Here’s an interesting recipe. Take a spoonful of graphite powder and stir it into a glass of water. Leave for 24 hours at room temperature and then filter the powder. Finally, bake overnight at 100 degrees C and allow to cool.
And voila! A material that superconducts at over 300 kelvin–room temperature. At least that’s the claim today from Pablo Esquinazi and buddies at the University of Leipzig in Germany. If that sounds too good to be true, it’s worth taking a look at the claim in more detail since there are more than a few caveats. First, this is not a conventional bulk material.
The claim from Germany is that the superconductivity occurs at the interface between grains of graphite after they have dried out.
So that’s a surface effect which involves only a tiny fraction of the total mass of carbon in the powder–just 0.0001 per cent of the mass, according to Esquinazi and co.
What’s more the effect is clearly fragile. Esquinazi and co say the superconductivity disappears if the treated powder is pressed into pellets. So whatever allows the superconductivity to occur at the grain interfaces is destroyed when the grains are pressed together.
Finally, the experimental evidence is tantalising rather than definitive.
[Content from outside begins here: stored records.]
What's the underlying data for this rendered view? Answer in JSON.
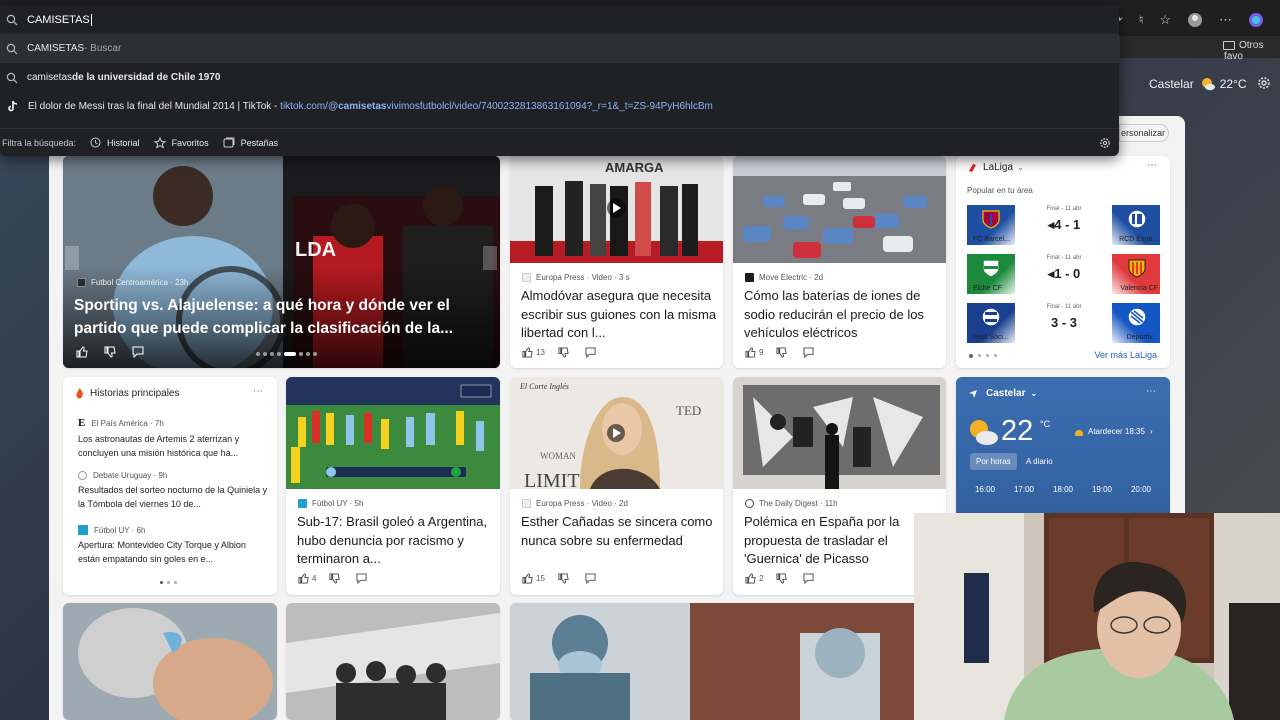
{
  "omnibox": {
    "query": "CAMISETAS",
    "suggestions": [
      {
        "bold": "CAMISETAS",
        "dim": " - Buscar"
      },
      {
        "normal": "camisetas",
        "bold": " de la universidad de Chile 1970"
      },
      {
        "normal": "El dolor de Messi tras la final del Mundial 2014 | TikTok",
        "link_pre": "tiktok.com/@",
        "link_bold": "camisetas",
        "link_post": "vivimosfutbolcl/video/7400232813863161094?_r=1&_t=ZS-94PyH6hlcBm"
      }
    ],
    "filter_label": "Filtra la búsqueda:",
    "filters": [
      "Historial",
      "Favoritos",
      "Pestañas"
    ]
  },
  "favorites_bar": {
    "other": "Otros favo"
  },
  "header": {
    "location": "Castelar",
    "temp": "22°C",
    "personalize": "ersonalizar"
  },
  "hero": {
    "source": "Futbol Centroamérica",
    "age": "23h",
    "title": "Sporting vs. Alajuelense: a qué hora y dónde ver el partido que puede complicar la clasificación de la..."
  },
  "cards_row1": [
    {
      "source": "Europa Press · Video · 3 s",
      "title": "Almodóvar asegura que necesita escribir sus guiones con la misma libertad con l...",
      "likes": "13"
    },
    {
      "source": "Move Electric · 2d",
      "title": "Cómo las baterías de iones de sodio reducirán el precio de los vehículos eléctricos",
      "likes": "9"
    }
  ],
  "sports": {
    "league": "LaLiga",
    "subtitle": "Popular en tu área",
    "more": "Ver más LaLiga",
    "matches": [
      {
        "final": "Final - 11 abr",
        "home": "FC Barcel...",
        "away": "RCD Espa...",
        "score": "4 - 1",
        "home_color": "#a50044",
        "away_color": "#1f4fa3"
      },
      {
        "final": "Final - 11 abr",
        "home": "Elche CF",
        "away": "Valencia CF",
        "score": "1 - 0",
        "home_color": "#1c8a3d",
        "away_color": "#e03a3e"
      },
      {
        "final": "Final - 11 abr",
        "home": "Real Soci...",
        "away": "Deportiv...",
        "score": "3 - 3",
        "home_color": "#1a3f8f",
        "away_color": "#1456c3"
      }
    ]
  },
  "top_stories": {
    "title": "Historias principales",
    "items": [
      {
        "source": "El País América · 7h",
        "text": "Los astronautas de Artemis 2 aterrizan y concluyen una misión histórica que ha..."
      },
      {
        "source": "Debate Uruguay · 9h",
        "text": "Resultados del sorteo nocturno de la Quiniela y la Tómbola del viernes 10 de..."
      },
      {
        "source": "Fútbol UY · 6h",
        "text": "Apertura: Montevideo City Torque y Albion están empatando sin goles en e..."
      }
    ]
  },
  "cards_row2": [
    {
      "source": "Fútbol UY · 5h",
      "title": "Sub-17: Brasil goleó a Argentina, hubo denuncia por racismo y terminaron a...",
      "likes": "4"
    },
    {
      "source": "Europa Press · Video · 2d",
      "title": "Esther Cañadas se sincera como nunca sobre su enfermedad",
      "likes": "15"
    },
    {
      "source": "The Daily Digest · 11h",
      "title": "Polémica en España por la propuesta de trasladar el 'Guernica' de Picasso",
      "likes": "2"
    }
  ],
  "weather": {
    "location": "Castelar",
    "temp": "22",
    "unit": "°C",
    "sunset": "Atardecer 18:35",
    "tabs": [
      "Por horas",
      "A diario"
    ],
    "hours": [
      "16:00",
      "17:00",
      "18:00",
      "19:00",
      "20:00"
    ]
  },
  "images": {
    "amarga_text": "AMARGA",
    "lda_text": "LDA",
    "woman_text": "WOMAN",
    "limite_text": "LIMITE",
    "ted_text": "TED",
    "corte_text": "El Corte Inglés"
  }
}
In ordinary circumstances, claims for superconductivity require three different lines of evidence. First, there is zero resistance. Second there is the Meissner effect in which the sample reflects an external magnetic field. And finally there must be evidence of a superconducting phase transition, such as a sudden change in the material’s magnetic properties when superconductivity occurs. It’s this final effect that Esquinazi and co discuss in their paper. They say that the material’s magnetic properties such as its magnetic moment change in a way that is consistent with the presence of superconducting vortices.